I am really coming to a place in my walk with him where the spiritual is meeting up with the physical. Our bodies are the temple of His precious Holy Spirit. This body of mine will never be perfectly healthy. It's slogged along under the oppression of this auto-immune disease since it was only 7 years old, but it's going strong. Even after all the abuse I've put it through by taking out my stress and angst on it in years past, with eating-disorders and self-mutilation and just not liking it enough to look after it. I feel like I'm finally reaching a space where the desire to live well in Him, to honour Him with my whole life, is stronger than the insecurities and bad self-esteem. And that means a new interest in living healthy. I don't endeavour to be perfect, that's not gonna happen. I live in reality :) But to make a lifestyle out of making healthy choices as far as they present themselves... And so, I have a new-found love for the gym :) I'm also part vegetarian :)
So, please pray with me for His provision in the use of a gym! At least during the winter when it's too icy to continue jogging. It is especially vital to my Diabetes management.

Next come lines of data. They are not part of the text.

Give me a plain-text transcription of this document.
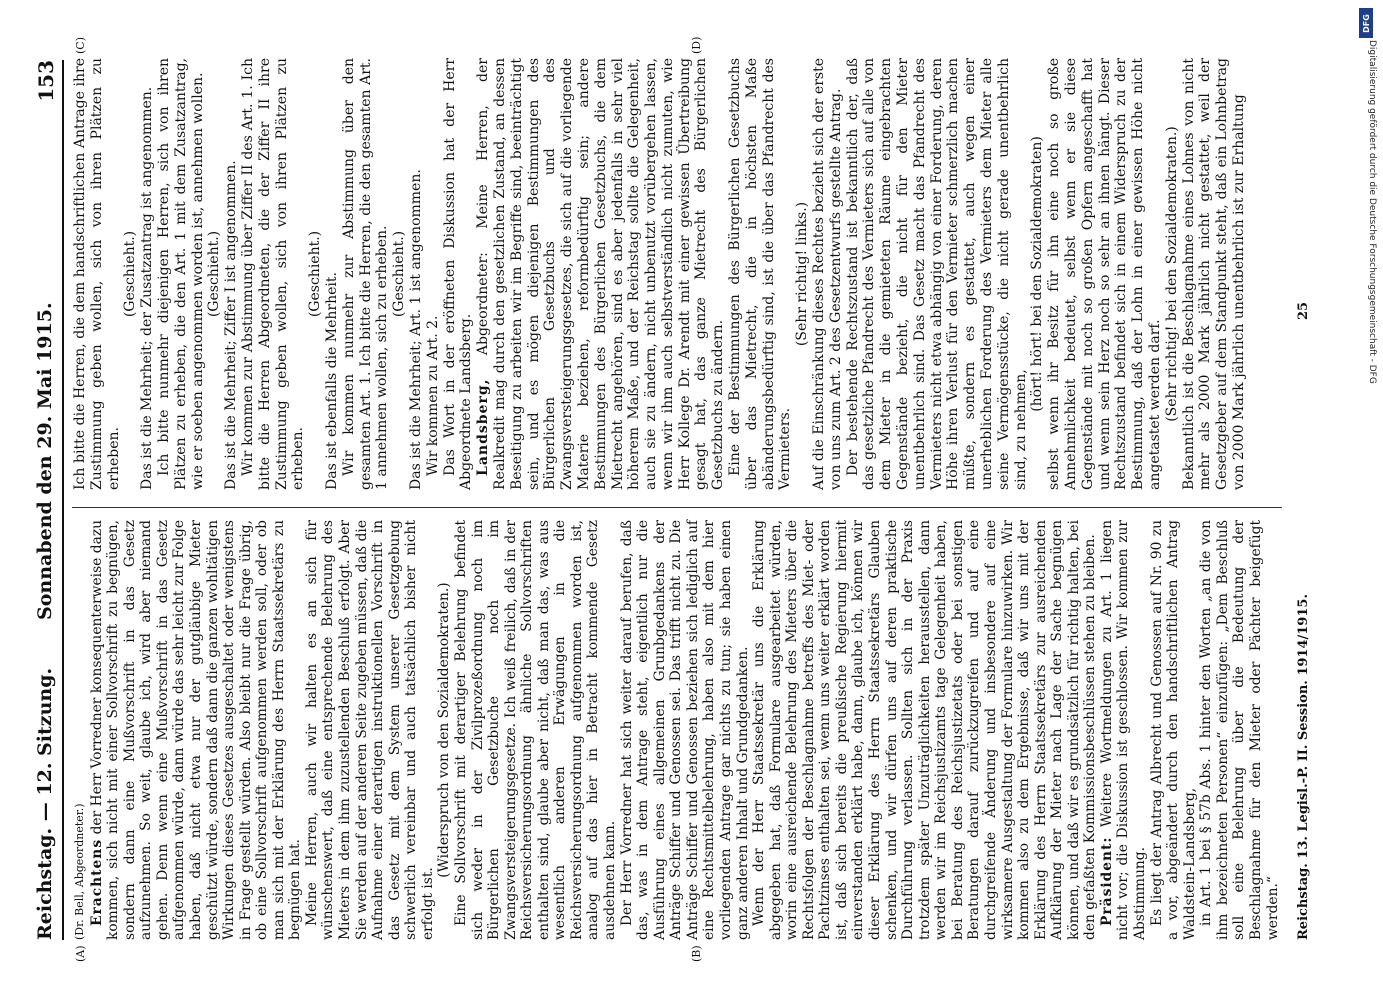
Reichstag. — 12. Sitzung.
Sonnabend den 29. Mai 1915.
153
(A)	(B)
(C)	(D)

(Dr. Bell, Abgeordneter.) Erachtens der Herr Vorredner konsequenterweise dazu kommen, sich nicht mit einer Sollvorschrift zu begnügen, sondern dann eine Mußvorschrift in das Gesetz aufzunehmen. So weit, glaube ich, wird aber niemand gehen. Denn wenn eine Mußvorschrift in das Gesetz aufgenommen würde, dann würde das sehr leicht zur Folge haben, daß nicht etwa nur der gutgläubige Mieter geschützt würde, sondern daß dann die ganzen wohltätigen Wirkungen dieses Gesetzes ausgeschaltet oder wenigstens in Frage gestellt würden. Also bleibt nur die Frage übrig, ob eine Sollvorschrift aufgenommen werden soll, oder ob man sich mit der Erklärung des Herrn Staatssekretärs zu begnügen hat. Meine Herren, auch wir halten es an sich für wünschenswert, daß eine entsprechende Belehrung des Mieters in dem ihm zuzustellenden Beschluß erfolgt. Aber Sie werden auf der anderen Seite zugeben müssen, daß die Aufnahme einer derartigen instruktionellen Vorschrift in das Gesetz mit dem System unserer Gesetzgebung schwerlich vereinbar und auch tatsächlich bisher nicht erfolgt ist.

(Widerspruch von den Sozialdemokraten.) Eine Sollvorschrift mit derartiger Belehrung befindet sich weder in der Zivilprozeßordnung noch im Bürgerlichen Gesetzbuche noch im Zwangsversteigerungsgesetze. Ich weiß freilich, daß in der Reichsversicherungsordnung ähnliche Sollvorschriften enthalten sind, glaube aber nicht, daß man das, was aus wesentlich anderen Erwägungen in die Reichsversicherungsordnung aufgenommen worden ist, analog auf das hier in Betracht kommende Gesetz ausdehnen kann. Der Herr Vorredner hat sich weiter darauf berufen, daß das, was in dem Antrage steht, eigentlich nur die Ausführung eines allgemeinen Grunbgedankens der Anträge Schiffer und Genossen sei. Das trifft nicht zu. Die Anträge Schiffer und Genossen beziehen sich lediglich auf eine Rechtsmittelbelehrung, haben also mit dem hier vorliegenden Antrage gar nichts zu tun; sie haben einen ganz anderen Inhalt und Grundgedanken. Wenn der Herr Staatssekretär uns die Erklärung abgegeben hat, daß Formulare ausgearbeitet würden, worin eine ausreichende Belehrung des Mieters über die Rechtsfolgen der Beschlagnahme betreffs des Miet- oder Pachtzinses enthalten sei, wenn uns weiter erklärt worden ist, daß sich bereits die preußische Regierung hiermit einverstanden erklärt habe, dann, glaube ich, können wir dieser Erklärung des Herrn Staatssekretärs Glauben schenken, und wir dürfen uns auf deren praktische Durchführung verlassen. Sollten sich in der Praxis trotzdem später Unzuträglichkeiten herausstellen, dann werden wir im Reichsjustizamts tage Gelegenheit haben, bei Beratung des Reichsjustizetats oder bei sonstigen Beratungen darauf zurückzugreifen und auf eine durchgreifende Änderung und insbesondere auf eine wirksamere Ausgestaltung der Formulare hinzuwirken. Wir kommen also zu dem Ergebnisse, daß wir uns mit der Erklärung des Herrn Staatssekretärs zur ausreichenden Aufklärung der Mieter nach Lage der Sache begnügen können, und daß wir es grundsätzlich für richtig halten, bei den gefaßten Kommissionsbeschlüssen stehen zu bleiben. Präsident: Weitere Wortmeldungen zu Art. 1 liegen nicht vor; die Diskussion ist geschlossen. Wir kommen zur Abstimmung. Es liegt der Antrag Albrecht und Genossen auf Nr. 90 zu a vor, abgeändert durch den handschriftlichen Antrag Waldstein-Landsberg, in Art. 1 bei § 57b Abs. 1 hinter den Worten „an die von ihm bezeichneten Personen“ einzufügen: „Dem Beschluß soll eine Belehrung über die Bedeutung der Beschlagnahme für den Mieter oder Pächter beigefügt werden.“

Ich bitte die Herren, die dem handschriftlichen Antrage ihre Zustimmung geben wollen, sich von ihren Plätzen zu erheben.

(Geschieht.) Das ist die Mehrheit; der Zusatzantrag ist angenommen. Ich bitte nunmehr diejenigen Herren, sich von ihren Plätzen zu erheben, die den Art. 1 mit dem Zusatzantrag, wie er soeben angenommen worden ist, annehmen wollen. (Geschieht.) Das ist die Mehrheit; Ziffer I ist angenommen. Wir kommen zur Abstimmung über Ziffer II des Art. 1. Ich bitte die Herren Abgeordneten, die der Ziffer II ihre Zustimmung geben wollen, sich von ihren Plätzen zu erheben.

(Geschieht.) Das ist ebenfalls die Mehrheit. Wir kommen nunmehr zur Abstimmung über den gesamten Art. 1. Ich bitte die Herren, die den gesamten Art. 1 annehmen wollen, sich zu erheben. (Geschieht.) Das ist die Mehrheit; Art. 1 ist angenommen. Wir kommen zu Art. 2. Das Wort in der eröffneten Diskussion hat der Herr Abgeordnete Landsberg. Landsberg, Abgeordneter: Meine Herren, der Realkredit mag durch den gesetzlichen Zustand, an dessen Beseitigung zu arbeiten wir im Begriffe sind, beeinträchtigt sein, und es mögen diejenigen Bestimmungen des Bürgerlichen Gesetzbuchs und des Zwangsversteigerungsgesetzes, die sich auf die vorliegende Materie beziehen, reformbedürftig sein; andere Bestimmungen des Bürgerlichen Gesetzbuchs, die dem Mietrecht angehören, sind es aber jedenfalls in sehr viel höherem Maße, und der Reichstag sollte die Gelegenheit, auch sie zu ändern, nicht unbenutzt vorübergehen lassen, wenn wir ihm auch selbstverständlich nicht zumuten, wie Herr Kollege Dr. Arendt mit einer gewissen Übertreibung gesagt hat, das ganze Mietrecht des Bürgerlichen Gesetzbuchs zu ändern. Eine der Bestimmungen des Bürgerlichen Gesetzbuchs über das Mietrecht, die in höchsten Maße abänderungsbedürftig sind, ist die über das Pfandrecht des Vermieters.

(Sehr richtig! links.) Auf die Einschränkung dieses Rechtes bezieht sich der erste von uns zum Art. 2 des Gesetzentwurfs gestellte Antrag. Der bestehende Rechtszustand ist bekanntlich der, daß das gesetzliche Pfandrecht des Vermieters sich auf alle von dem Mieter in die gemieteten Räume eingebrachten Gegenstände bezieht, die nicht für den Mieter unentbehrlich sind. Das Gesetz macht das Pfandrecht des Vermieters nicht etwa abhängig von einer Forderung, deren Höhe ihren Verlust für den Vermieter schmerzlich machen müßte, sondern es gestattet, auch wegen einer unerheblichen Forderung des Vermieters dem Mieter alle seine Vermögensstücke, die nicht gerade unentbehrlich sind, zu nehmen,

(hört! hört! bei den Sozialdemokraten) selbst wenn ihr Besitz für ihn eine noch so große Annehmlichkeit bedeutet, selbst wenn er sie diese Gegenstände mit noch so großen Opfern angeschafft hat und wenn sein Herz noch so sehr an ihnen hängt. Dieser Rechtszustand befindet sich in einem Widerspruch zu der Bestimmung, daß der Lohn in einer gewissen Höhe nicht angetastet werden darf. (Sehr richtig! bei den Sozialdemokraten.) Bekanntlich ist die Beschlagnahme eines Lohnes von nicht mehr als 2000 Mark jährlich nicht gestattet, weil der Gesetzgeber auf dem Standpunkt steht, daß ein Lohnbetrag von 2000 Mark jährlich unentbehrlich ist zur Erhaltung

Reichstag. 13. Legisl.-P. II. Session. 1914/1915.
25
DFG
Digitalisierung gefördert durch die Deutsche Forschungsgemeinschaft - DFG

After seeing the dr, I sat with such a kind nurse in the lab for a few minutes to test my kidneys (which are A-ok!) and be educated on the way the Swedish system works (prices, appts, pharmacies, etc.... SO HELPFUL!). She was the sweetest, most helpful thing, and I found myself just thanking the Lord for sending her my way. I wasn't supposed to see her today, but she happily took me in. And invited me back up anytime I have any questions. So kind!
He provides. Not the way we expect most of the time, but always always always :) And I am thankful.
So, I walked home in the bright (COLD) Swedish sunshine with a huge sigh of relief to have got that particular 'first' out of the way now. Thank you so much for everyone who has been praying. I know it's hard to understand the emotional struggle attached to living with this livable disease. Thank you for hanging in there with me anyway. You are gems and jewels.
"O Lord, if You heal me, I will be truly healed;
if You save me, I will be truly saved.
My praises are for You alone!"
-- Jer. 17:14
if You save me, I will be truly saved.
My praises are for You alone!"
-- Jer. 17:14
4 comments:
I know you sometimes wonder about sharing personal stories here, but let me tell you...this touched my heart, girl. I've never experienced Diabetes. I don't know the weight of that as you live with it daily. But I do know that this post once again made me cry. We have such a Perfect Father. What love is that He has lavished upon us...meeting us in our most fragile moments. Ah, never stop sharing the way He carries you with us all.
Sorry meant to type ''what love is THIS that...''
I meant to ask you how all that went so I am glad you posted it and also glad you are taking care of yourself!
:-) Love, hugs & prayers!!
He too, has written Jer. 17:4 on my heart and I go about often saying, "Heal me and I will be healed, for You are my praise!" all glory and honour to Him alone!
Sept 27th, Streams in the Desert!!!!
a tremendous word that I continue to rest in and absorb and pray that He works belief in me, and opens the eyes of my heart to, and I grow deeper INTO the love of Christ!